Monetary Nationalism Framework
National control of money
The Monetary Nationalism Framework refers to the doctrine that a country's share of the world's money supply should not be left to market forces, but rather controlled by national governments. This framework is characterized by the use of national currencies, exchange rate manipulation, and the suppression of gold as a global currency. The framework is rooted in the idea that national governments should have control over their own monetary policy, rather than being subject to the discipline of a global gold standard.

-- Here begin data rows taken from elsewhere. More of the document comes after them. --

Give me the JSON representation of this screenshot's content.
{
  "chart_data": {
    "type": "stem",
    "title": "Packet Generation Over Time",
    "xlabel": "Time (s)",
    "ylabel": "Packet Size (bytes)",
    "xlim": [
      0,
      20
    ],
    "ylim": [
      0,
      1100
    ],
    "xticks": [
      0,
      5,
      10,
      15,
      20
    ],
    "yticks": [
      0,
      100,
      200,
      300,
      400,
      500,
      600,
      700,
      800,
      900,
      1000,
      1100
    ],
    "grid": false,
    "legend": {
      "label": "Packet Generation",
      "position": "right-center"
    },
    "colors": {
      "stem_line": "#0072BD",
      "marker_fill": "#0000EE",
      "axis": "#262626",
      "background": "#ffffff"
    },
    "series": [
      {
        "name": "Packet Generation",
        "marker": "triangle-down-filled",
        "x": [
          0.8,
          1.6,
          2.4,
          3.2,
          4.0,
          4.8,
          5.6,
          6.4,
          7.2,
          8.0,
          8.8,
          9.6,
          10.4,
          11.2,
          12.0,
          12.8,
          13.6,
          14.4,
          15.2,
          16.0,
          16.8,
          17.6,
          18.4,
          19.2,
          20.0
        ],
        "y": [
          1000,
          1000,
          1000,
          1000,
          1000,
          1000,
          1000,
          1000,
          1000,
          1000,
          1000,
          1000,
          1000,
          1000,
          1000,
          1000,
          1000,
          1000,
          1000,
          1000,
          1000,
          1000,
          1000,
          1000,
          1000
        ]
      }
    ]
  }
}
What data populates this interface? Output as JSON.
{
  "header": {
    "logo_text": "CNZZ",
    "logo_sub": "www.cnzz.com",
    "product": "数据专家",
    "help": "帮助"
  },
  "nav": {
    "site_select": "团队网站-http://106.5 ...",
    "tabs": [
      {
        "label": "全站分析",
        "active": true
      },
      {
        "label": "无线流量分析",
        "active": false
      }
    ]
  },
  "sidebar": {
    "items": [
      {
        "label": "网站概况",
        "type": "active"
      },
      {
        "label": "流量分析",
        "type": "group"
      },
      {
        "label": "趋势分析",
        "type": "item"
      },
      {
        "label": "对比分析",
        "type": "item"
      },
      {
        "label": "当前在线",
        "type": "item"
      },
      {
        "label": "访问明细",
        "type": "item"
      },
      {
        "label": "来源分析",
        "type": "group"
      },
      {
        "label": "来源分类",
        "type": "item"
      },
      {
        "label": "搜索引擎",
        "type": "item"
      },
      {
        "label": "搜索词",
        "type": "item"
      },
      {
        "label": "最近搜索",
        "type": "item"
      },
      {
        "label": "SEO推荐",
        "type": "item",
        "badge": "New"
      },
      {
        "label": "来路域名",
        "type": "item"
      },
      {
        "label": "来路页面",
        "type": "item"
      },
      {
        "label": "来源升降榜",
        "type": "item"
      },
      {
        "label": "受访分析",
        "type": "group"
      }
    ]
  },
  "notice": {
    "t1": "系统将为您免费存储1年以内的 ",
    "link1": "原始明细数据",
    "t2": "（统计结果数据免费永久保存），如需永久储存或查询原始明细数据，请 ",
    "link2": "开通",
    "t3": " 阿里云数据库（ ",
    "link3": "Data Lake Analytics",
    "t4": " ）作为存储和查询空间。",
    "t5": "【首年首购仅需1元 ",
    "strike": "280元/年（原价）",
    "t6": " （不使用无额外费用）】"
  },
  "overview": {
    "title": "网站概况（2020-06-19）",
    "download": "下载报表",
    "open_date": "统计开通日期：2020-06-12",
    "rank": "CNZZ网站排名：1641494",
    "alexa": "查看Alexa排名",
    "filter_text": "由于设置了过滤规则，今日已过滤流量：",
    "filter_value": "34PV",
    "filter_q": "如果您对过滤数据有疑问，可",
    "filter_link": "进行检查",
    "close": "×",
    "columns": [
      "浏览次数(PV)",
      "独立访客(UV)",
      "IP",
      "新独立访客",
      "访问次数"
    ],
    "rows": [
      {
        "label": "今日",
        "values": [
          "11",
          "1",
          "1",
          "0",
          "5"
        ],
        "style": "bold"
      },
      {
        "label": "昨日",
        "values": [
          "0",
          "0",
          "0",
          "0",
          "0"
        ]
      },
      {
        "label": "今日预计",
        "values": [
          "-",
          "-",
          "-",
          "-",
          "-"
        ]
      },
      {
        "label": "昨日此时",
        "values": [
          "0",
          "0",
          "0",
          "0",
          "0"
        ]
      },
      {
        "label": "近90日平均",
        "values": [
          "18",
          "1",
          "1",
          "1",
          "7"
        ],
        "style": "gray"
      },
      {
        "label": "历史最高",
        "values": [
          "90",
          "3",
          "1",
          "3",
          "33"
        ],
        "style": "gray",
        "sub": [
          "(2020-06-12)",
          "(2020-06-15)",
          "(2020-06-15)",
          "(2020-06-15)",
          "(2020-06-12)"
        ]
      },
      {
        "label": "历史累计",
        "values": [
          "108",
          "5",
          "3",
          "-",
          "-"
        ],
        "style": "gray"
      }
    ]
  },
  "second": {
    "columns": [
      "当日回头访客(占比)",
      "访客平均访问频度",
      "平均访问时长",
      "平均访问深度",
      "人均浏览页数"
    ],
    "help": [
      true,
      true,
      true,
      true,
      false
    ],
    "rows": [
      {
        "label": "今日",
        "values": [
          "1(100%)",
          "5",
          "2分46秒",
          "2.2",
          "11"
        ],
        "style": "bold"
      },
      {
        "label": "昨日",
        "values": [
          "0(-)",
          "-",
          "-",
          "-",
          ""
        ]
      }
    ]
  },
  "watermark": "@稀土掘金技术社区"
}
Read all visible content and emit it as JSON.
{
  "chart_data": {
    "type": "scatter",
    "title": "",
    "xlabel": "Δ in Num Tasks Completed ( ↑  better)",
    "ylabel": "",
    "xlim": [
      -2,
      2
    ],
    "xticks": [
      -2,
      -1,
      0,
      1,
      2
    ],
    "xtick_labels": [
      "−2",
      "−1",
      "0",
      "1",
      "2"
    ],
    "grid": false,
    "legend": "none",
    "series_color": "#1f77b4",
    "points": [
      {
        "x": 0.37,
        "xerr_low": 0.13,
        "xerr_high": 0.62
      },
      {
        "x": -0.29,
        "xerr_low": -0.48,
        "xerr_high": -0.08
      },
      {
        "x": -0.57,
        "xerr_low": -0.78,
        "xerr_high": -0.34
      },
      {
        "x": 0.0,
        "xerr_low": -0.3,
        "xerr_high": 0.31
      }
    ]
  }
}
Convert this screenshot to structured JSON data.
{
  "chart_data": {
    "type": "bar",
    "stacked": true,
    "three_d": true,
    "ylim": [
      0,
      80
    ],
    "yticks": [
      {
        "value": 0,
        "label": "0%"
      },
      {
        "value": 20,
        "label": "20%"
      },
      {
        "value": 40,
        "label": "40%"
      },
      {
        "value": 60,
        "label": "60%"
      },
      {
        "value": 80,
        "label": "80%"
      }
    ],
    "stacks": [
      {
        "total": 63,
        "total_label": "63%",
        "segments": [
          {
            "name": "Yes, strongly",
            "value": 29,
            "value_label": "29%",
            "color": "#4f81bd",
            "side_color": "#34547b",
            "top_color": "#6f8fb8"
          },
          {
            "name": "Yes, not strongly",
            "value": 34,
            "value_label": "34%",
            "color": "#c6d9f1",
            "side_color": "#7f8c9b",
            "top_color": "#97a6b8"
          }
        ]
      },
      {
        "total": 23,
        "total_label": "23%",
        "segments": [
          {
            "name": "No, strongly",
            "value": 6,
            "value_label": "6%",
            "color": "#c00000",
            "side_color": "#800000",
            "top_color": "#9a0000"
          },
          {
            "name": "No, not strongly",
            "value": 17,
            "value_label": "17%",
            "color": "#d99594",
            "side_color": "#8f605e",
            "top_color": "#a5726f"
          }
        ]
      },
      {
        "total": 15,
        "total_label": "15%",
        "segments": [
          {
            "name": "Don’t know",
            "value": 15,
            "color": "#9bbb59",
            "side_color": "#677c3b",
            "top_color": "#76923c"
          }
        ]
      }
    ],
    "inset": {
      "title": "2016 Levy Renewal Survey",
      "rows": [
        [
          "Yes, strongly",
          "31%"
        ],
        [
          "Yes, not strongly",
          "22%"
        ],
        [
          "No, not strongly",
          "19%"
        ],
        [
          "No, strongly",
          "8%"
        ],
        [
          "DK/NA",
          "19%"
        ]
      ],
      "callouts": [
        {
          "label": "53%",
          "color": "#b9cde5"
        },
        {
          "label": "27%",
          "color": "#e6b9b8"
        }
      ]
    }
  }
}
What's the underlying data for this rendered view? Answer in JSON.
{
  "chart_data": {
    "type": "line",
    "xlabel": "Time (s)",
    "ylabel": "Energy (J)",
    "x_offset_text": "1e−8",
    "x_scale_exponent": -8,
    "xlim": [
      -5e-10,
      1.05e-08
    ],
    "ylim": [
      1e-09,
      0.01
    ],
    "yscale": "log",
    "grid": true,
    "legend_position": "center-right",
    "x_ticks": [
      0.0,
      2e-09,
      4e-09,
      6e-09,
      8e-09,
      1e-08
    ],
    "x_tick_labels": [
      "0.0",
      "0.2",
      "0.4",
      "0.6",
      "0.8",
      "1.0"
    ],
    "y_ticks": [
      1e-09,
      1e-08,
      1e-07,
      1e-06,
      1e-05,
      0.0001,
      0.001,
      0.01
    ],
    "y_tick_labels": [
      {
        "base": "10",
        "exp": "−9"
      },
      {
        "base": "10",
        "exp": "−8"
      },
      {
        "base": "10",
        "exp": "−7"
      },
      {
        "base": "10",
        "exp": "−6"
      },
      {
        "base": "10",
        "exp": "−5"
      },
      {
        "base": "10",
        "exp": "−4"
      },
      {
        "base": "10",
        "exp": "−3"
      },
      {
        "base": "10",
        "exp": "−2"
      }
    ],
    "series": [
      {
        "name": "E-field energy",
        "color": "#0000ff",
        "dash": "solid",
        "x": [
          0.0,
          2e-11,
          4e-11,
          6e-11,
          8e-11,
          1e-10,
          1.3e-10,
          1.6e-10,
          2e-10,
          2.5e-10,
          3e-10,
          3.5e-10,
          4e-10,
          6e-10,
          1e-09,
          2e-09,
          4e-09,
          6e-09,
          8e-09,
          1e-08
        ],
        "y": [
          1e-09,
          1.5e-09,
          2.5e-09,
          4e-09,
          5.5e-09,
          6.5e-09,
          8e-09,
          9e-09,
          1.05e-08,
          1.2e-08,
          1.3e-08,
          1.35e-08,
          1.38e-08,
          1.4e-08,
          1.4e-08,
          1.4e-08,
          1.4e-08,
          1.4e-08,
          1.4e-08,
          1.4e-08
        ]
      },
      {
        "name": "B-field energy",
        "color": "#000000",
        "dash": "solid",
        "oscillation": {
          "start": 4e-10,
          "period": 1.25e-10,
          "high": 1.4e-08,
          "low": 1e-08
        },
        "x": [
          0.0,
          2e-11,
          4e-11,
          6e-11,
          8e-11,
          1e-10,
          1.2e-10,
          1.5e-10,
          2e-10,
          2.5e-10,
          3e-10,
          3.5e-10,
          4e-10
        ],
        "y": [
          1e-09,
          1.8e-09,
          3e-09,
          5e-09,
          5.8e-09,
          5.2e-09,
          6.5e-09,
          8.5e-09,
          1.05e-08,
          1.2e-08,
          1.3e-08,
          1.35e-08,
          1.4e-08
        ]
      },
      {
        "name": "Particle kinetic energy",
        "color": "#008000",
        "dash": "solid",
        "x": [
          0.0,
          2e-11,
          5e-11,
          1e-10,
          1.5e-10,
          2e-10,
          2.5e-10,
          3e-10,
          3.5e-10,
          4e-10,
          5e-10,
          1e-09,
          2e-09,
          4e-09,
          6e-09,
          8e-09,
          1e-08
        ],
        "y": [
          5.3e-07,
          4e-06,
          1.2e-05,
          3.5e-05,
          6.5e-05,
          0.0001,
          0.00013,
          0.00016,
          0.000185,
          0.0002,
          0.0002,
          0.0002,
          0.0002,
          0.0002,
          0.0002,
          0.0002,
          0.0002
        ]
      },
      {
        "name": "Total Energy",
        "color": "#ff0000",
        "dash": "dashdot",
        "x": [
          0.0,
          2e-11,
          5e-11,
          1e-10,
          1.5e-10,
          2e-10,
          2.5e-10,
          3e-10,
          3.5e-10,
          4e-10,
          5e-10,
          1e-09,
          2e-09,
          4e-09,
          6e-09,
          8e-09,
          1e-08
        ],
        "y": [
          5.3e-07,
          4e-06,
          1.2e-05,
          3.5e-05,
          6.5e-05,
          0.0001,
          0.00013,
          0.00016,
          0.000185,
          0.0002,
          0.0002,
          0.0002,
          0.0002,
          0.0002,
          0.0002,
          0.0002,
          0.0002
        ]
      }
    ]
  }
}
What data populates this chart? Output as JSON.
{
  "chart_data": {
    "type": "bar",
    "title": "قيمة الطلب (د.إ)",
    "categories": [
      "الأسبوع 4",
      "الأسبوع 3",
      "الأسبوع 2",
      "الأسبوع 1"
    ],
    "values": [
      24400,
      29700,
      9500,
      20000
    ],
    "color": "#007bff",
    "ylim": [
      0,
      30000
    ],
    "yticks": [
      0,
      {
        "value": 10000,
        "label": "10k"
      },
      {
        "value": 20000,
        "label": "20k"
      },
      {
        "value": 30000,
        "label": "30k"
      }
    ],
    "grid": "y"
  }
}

- National governments should control their own monetary policy
- The value of a national currency should be determined by the government, rather than market forces
- Gold should be suppressed as a global currency, in favor of national currencies
- Establish national control over monetary policyNational governments should assert their control over monetary policy, rather than being subject to the discipline of a global gold standardPro tipThis can be achieved through the establishment of a central bank, which can implement monetary policy decisionsWarningNational control over monetary policy can lead to inflation, currency devaluation, and economic instability
- Manipulate exchange ratesNational governments can manipulate exchange rates to achieve their economic goals, such as increasing exports or reducing importsPro tipThis can be achieved through the use of currency intervention, tariffs, and other trade policiesWarningExchange rate manipulation can lead to trade wars, economic instability, and currency devaluation
- Suppress gold as a global currencyNational governments can suppress gold as a global currency, by restricting its use, or by devaluing their currency in terms of goldPro tipThis can be achieved through the use of gold price controls, or by restricting the use of gold in international tradeWarningSuppressing gold as a global currency can lead to economic instability, inflation, and currency devaluation
The US dollar was established as a reserve currency, and its value was pegged to gold. However, the US government began to print more money, and the resulting inflation led to a devaluation of the dollar
The British pound was also established as a reserve currency, and its value was pegged to gold. However, the British government began to print more money, and the resulting inflation led to a devaluation of the pound
The Monetary Nationalism Framework emerged in the aftermath of World War I, as countries sought to assert their independence and control over their own monetary policy. The framework was further solidified by the Treaty of Genoa in 1922, which established the US dollar and British pound as reserve currencies.